The Health Foundation, with NHS Research and Development, has funded an evaluation to explore the changes that followed Greater Manchester’s devolution and its impact on health, inequalities, and health and social care services. A qualitative analysis of the first 18 months of devolution was published in 2018. It described stakeholders’ strong support for adopting a place-based approach and integrating public services to improve health, but noted a variety of challenges to implementing reforms. The evaluation’s quantitative findings will be reported in 2019.

There remains both scope and need for more cross-sectoral action. A health in all policies approach has not been implemented at the pace and scale many hoped for. National and local policymaking often fails to seize opportunities to improve health through non-health policy levers and does not account for the harmful health effects of non-health policies.

Why this publication?

Implementing a health in all policies approach is not without challenges, but much more can be done to unlock the potential of government and local authorities to improve health through cross-sectoral action.

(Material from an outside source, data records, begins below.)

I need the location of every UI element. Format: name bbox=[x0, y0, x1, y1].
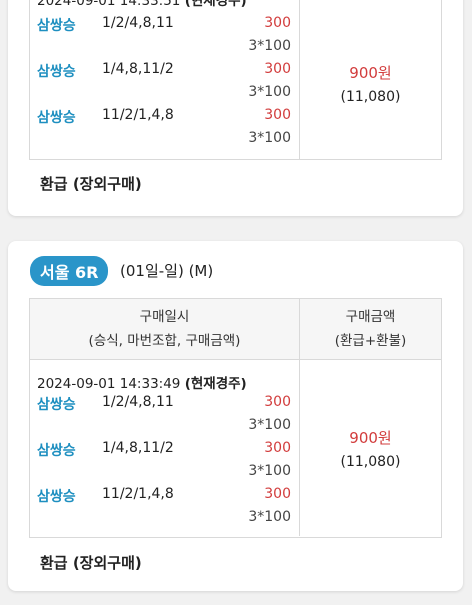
bet-type: 삼쌍승 bbox=[37, 397, 76, 413]
bet-type: 삼쌍승 bbox=[37, 110, 76, 126]
bet-row: 삼쌍승 1/2/4,8,11 300 3*100 bbox=[37, 15, 291, 61]
bet-multiplier: 3*100 bbox=[248, 84, 291, 100]
table-header: 구매일시 (승식, 마번조합, 구매금액) 구매금액 (환급+환불) bbox=[30, 299, 441, 360]
bet-amount: 300 bbox=[264, 440, 291, 456]
total-amount: 900원 bbox=[349, 63, 392, 82]
bet-total-1: 900원 (11,080) bbox=[300, 0, 441, 159]
bet-type: 삼쌍승 bbox=[37, 64, 76, 80]
refund-amount: (11,080) bbox=[340, 453, 401, 470]
header-purchase-amount: 구매금액 (환급+환불) bbox=[334, 309, 407, 349]
bet-multiplier: 3*100 bbox=[248, 417, 291, 433]
bet-combo: 1/4,8,11/2 bbox=[102, 61, 174, 77]
bet-combo: 1/2/4,8,11 bbox=[102, 394, 174, 410]
bet-card-1: 2024-09-01 14:33:51 (현재경주) 삼쌍승 1/2/4,8,1… bbox=[8, 0, 463, 216]
race-badge: 서울 6R bbox=[30, 256, 109, 286]
bet-multiplier: 3*100 bbox=[248, 130, 291, 146]
refund-label: 환급 (장외구매) bbox=[40, 554, 142, 572]
bet-total-2: 900원 (11,080) bbox=[300, 360, 441, 536]
bet-row: 삼쌍승 11/2/1,4,8 300 3*100 bbox=[37, 486, 291, 532]
total-amount: 900원 bbox=[349, 428, 392, 447]
bet-combo: 11/2/1,4,8 bbox=[102, 107, 174, 123]
bet-combo: 1/4,8,11/2 bbox=[102, 440, 174, 456]
bet-combo: 1/2/4,8,11 bbox=[102, 15, 174, 31]
bet-type: 삼쌍승 bbox=[37, 18, 76, 34]
bet-amount: 300 bbox=[264, 107, 291, 123]
purchase-timestamp: 2024-09-01 14:33:49 (현재경주) bbox=[37, 376, 247, 392]
refund-amount: (11,080) bbox=[340, 88, 401, 105]
bet-row: 삼쌍승 1/4,8,11/2 300 3*100 bbox=[37, 61, 291, 107]
bet-multiplier: 3*100 bbox=[248, 509, 291, 525]
bet-amount: 300 bbox=[264, 394, 291, 410]
bet-amount: 300 bbox=[264, 61, 291, 77]
bet-table-1: 2024-09-01 14:33:51 (현재경주) 삼쌍승 1/2/4,8,1… bbox=[29, 0, 442, 160]
bet-table-2: 구매일시 (승식, 마번조합, 구매금액) 구매금액 (환급+환불) 2024-… bbox=[29, 298, 442, 538]
bet-multiplier: 3*100 bbox=[248, 463, 291, 479]
purchase-timestamp: 2024-09-01 14:33:51 (현재경주) bbox=[37, 0, 247, 9]
bet-row: 삼쌍승 1/4,8,11/2 300 3*100 bbox=[37, 440, 291, 486]
bet-amount: 300 bbox=[264, 15, 291, 31]
refund-label: 환급 (장외구매) bbox=[40, 175, 142, 193]
bet-amount: 300 bbox=[264, 486, 291, 502]
bet-type: 삼쌍승 bbox=[37, 489, 76, 505]
race-date: (01일-일) (M) bbox=[120, 262, 214, 280]
bet-multiplier: 3*100 bbox=[248, 38, 291, 54]
bet-row: 삼쌍승 1/2/4,8,11 300 3*100 bbox=[37, 394, 291, 440]
bet-type: 삼쌍승 bbox=[37, 443, 76, 459]
bet-combo: 11/2/1,4,8 bbox=[102, 486, 174, 502]
bet-details-1: 2024-09-01 14:33:51 (현재경주) 삼쌍승 1/2/4,8,1… bbox=[30, 0, 300, 159]
bet-card-2: 서울 6R (01일-일) (M) 구매일시 (승식, 마번조합, 구매금액) … bbox=[8, 241, 463, 591]
bet-details-2: 2024-09-01 14:33:49 (현재경주) 삼쌍승 1/2/4,8,1… bbox=[30, 360, 300, 536]
header-purchase-info: 구매일시 (승식, 마번조합, 구매금액) bbox=[30, 299, 300, 359]
bet-row: 삼쌍승 11/2/1,4,8 300 3*100 bbox=[37, 107, 291, 153]
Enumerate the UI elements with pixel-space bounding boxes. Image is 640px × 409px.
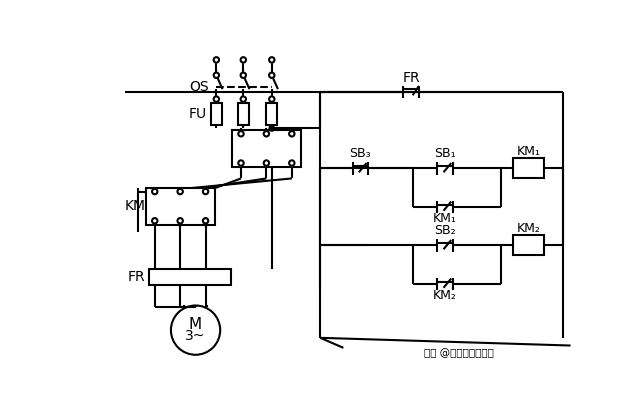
Text: FR: FR (403, 71, 420, 85)
Circle shape (214, 72, 219, 78)
Circle shape (152, 218, 157, 223)
Circle shape (177, 218, 183, 223)
Circle shape (289, 160, 294, 166)
Text: KM₂: KM₂ (125, 199, 151, 213)
Text: KM₁: KM₁ (516, 145, 540, 158)
Circle shape (203, 189, 208, 194)
Circle shape (214, 97, 219, 102)
Circle shape (238, 131, 244, 137)
Bar (211, 103, 221, 124)
Circle shape (269, 72, 275, 78)
Text: KM₂: KM₂ (433, 289, 457, 302)
Circle shape (269, 97, 275, 102)
Text: M: M (189, 317, 202, 332)
Circle shape (269, 57, 275, 63)
Circle shape (269, 126, 275, 131)
Circle shape (241, 72, 246, 78)
Circle shape (177, 189, 183, 194)
Bar (238, 103, 249, 124)
Circle shape (264, 131, 269, 137)
Text: QS: QS (189, 80, 209, 94)
Bar (513, 236, 543, 256)
Circle shape (289, 131, 294, 137)
Bar (513, 158, 543, 178)
Circle shape (203, 218, 208, 223)
Text: KM₁: KM₁ (270, 142, 297, 155)
Bar (232, 130, 301, 167)
Text: KM₁: KM₁ (433, 212, 457, 225)
Text: FU: FU (189, 107, 207, 121)
Text: 头条 @电气自动化应用: 头条 @电气自动化应用 (424, 348, 494, 358)
Circle shape (264, 160, 269, 166)
Text: SB₁: SB₁ (434, 146, 456, 160)
Circle shape (214, 57, 219, 63)
Bar (148, 269, 231, 285)
Circle shape (241, 57, 246, 63)
Text: FR: FR (128, 270, 145, 284)
Circle shape (152, 189, 157, 194)
Bar (266, 103, 277, 124)
Text: 3~: 3~ (186, 329, 205, 343)
Circle shape (238, 160, 244, 166)
Circle shape (241, 97, 246, 102)
Text: KM₂: KM₂ (516, 222, 540, 235)
Text: SB₂: SB₂ (434, 224, 456, 236)
Text: SB₃: SB₃ (349, 146, 371, 160)
Bar (145, 188, 215, 225)
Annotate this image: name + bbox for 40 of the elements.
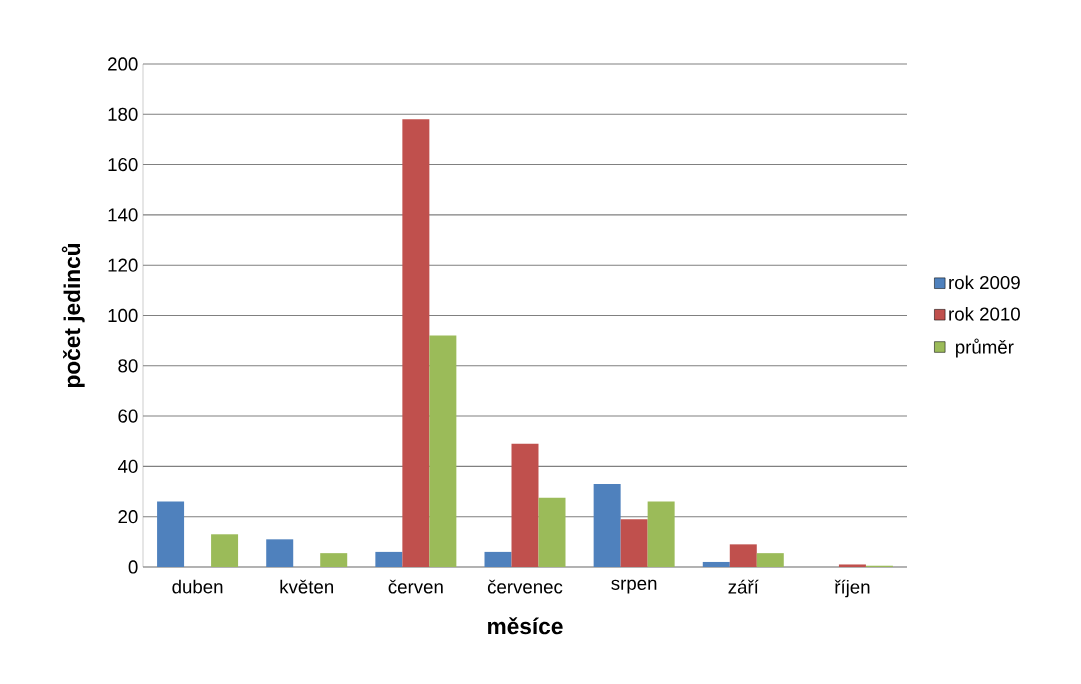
y-tick-label: 80 <box>118 359 138 373</box>
y-tick-label: 140 <box>108 208 138 222</box>
x-tick-label: září <box>728 579 759 594</box>
bar <box>266 539 294 567</box>
y-tick-label: 120 <box>108 258 138 272</box>
y-tick-label: 40 <box>117 459 138 473</box>
x-tick-label: duben <box>172 579 223 594</box>
y-tick-label: 0 <box>128 560 138 574</box>
bar <box>593 483 621 567</box>
y-tick-label: 200 <box>108 57 138 71</box>
bar <box>511 443 539 567</box>
y-axis-title: počet jedinců <box>61 243 85 388</box>
bar <box>211 534 239 567</box>
x-tick-label: červen <box>388 579 443 594</box>
bar <box>484 551 512 567</box>
legend-label: průměr <box>956 338 1014 358</box>
bar <box>157 501 185 567</box>
legend-label: rok 2010 <box>949 306 1020 321</box>
bar <box>620 519 648 567</box>
bar <box>429 335 457 567</box>
bar <box>838 564 866 567</box>
legend-label: rok 2009 <box>949 275 1020 290</box>
x-tick-label: říjen <box>834 579 870 598</box>
bar <box>375 551 403 567</box>
y-tick-label: 60 <box>118 409 138 423</box>
y-tick-label: 160 <box>108 157 138 172</box>
bar <box>729 544 757 567</box>
x-tick-label: srpen <box>611 579 657 594</box>
bar <box>538 497 566 567</box>
x-tick-label: květen <box>280 579 334 594</box>
bar <box>702 561 730 567</box>
bar <box>647 501 675 567</box>
bar <box>756 553 784 567</box>
bar <box>320 553 348 567</box>
y-tick-label: 100 <box>108 308 138 323</box>
bar <box>402 119 430 567</box>
x-axis-title: měsíce <box>488 617 563 635</box>
x-tick-label: červenec <box>487 579 563 594</box>
y-tick-label: 180 <box>108 107 138 121</box>
y-tick-label: 20 <box>118 510 138 524</box>
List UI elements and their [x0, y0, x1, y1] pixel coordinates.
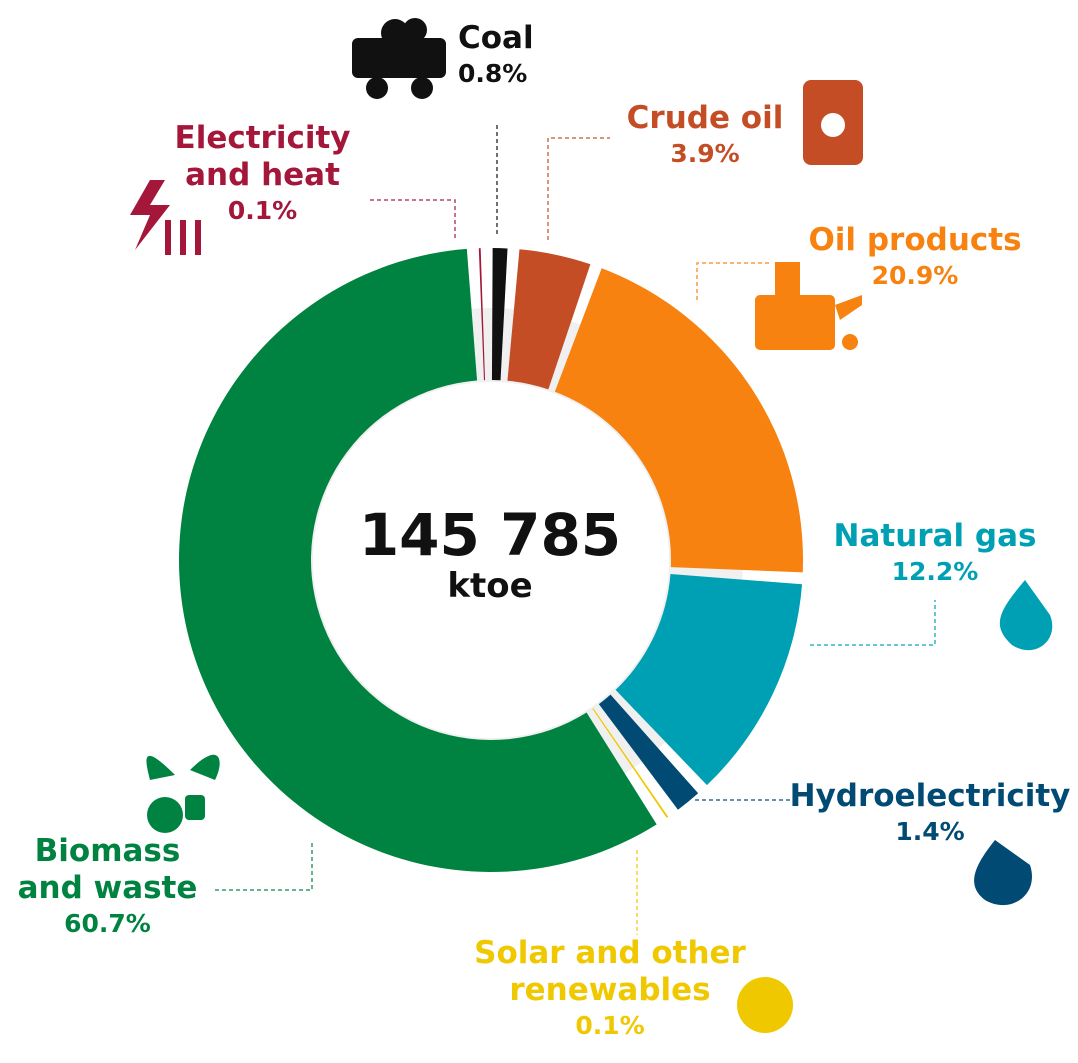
- segment: [507, 249, 591, 390]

Despite extensive literature on the barriers to, and facilitators of, health in all policies, there is a lack of pragmatic, context-specific evidence showing how actors have successfully built partnerships and why different approaches have worked or failed in different settings.

In recognition of this need, the Health Foundation commissioned the UK Health Forum to analyse international examples where national, regional or local governments have introduced social policies or programmes to improve health and reduce health inequalities through actions outside the health sector.

For each case study, the researchers explored the context in which the policy and action evolved, how the actors developed ideas and solutions, the motivation for and attitudes towards interventions, and what helped or hindered implementation. Finally, they reflected on what their findings might mean for the UK.

Methods

To identify the case studies, the research team initially consulted international public health research and policy experts, looking for examples of national, regional or local government-led policies or programmes, implemented from the year 2000 onwards, which aimed to improve health through non-health sector action. From a long list of 35 options, the team carried out detailed literature searches. They shortlisted those policies and programmes with clear evidence of: the intervention’s goals and the lead institutions; the outcomes or intended outcomes; the context in which the intervention was developed; and how the ideas and solutions came about. The final nine case studies were selected to provide a diverse range of non-health sector policies, countries and policy implementation levels.

For each case study, the researchers interviewed key stakeholders – either participants in the policy process or academics who had reviewed or evaluated the policy – who provided first-hand insights into what influenced the policy process, what did and did not work, and why.

The team analysed the findings in relation to several theoretical policy frameworks. They identified themes in each case study that helped explain how or why the intervention succeeded or failed and what this might mean for UK policy and practice. The researchers also looked for consistent themes between the case studies to generate more overarching learning points.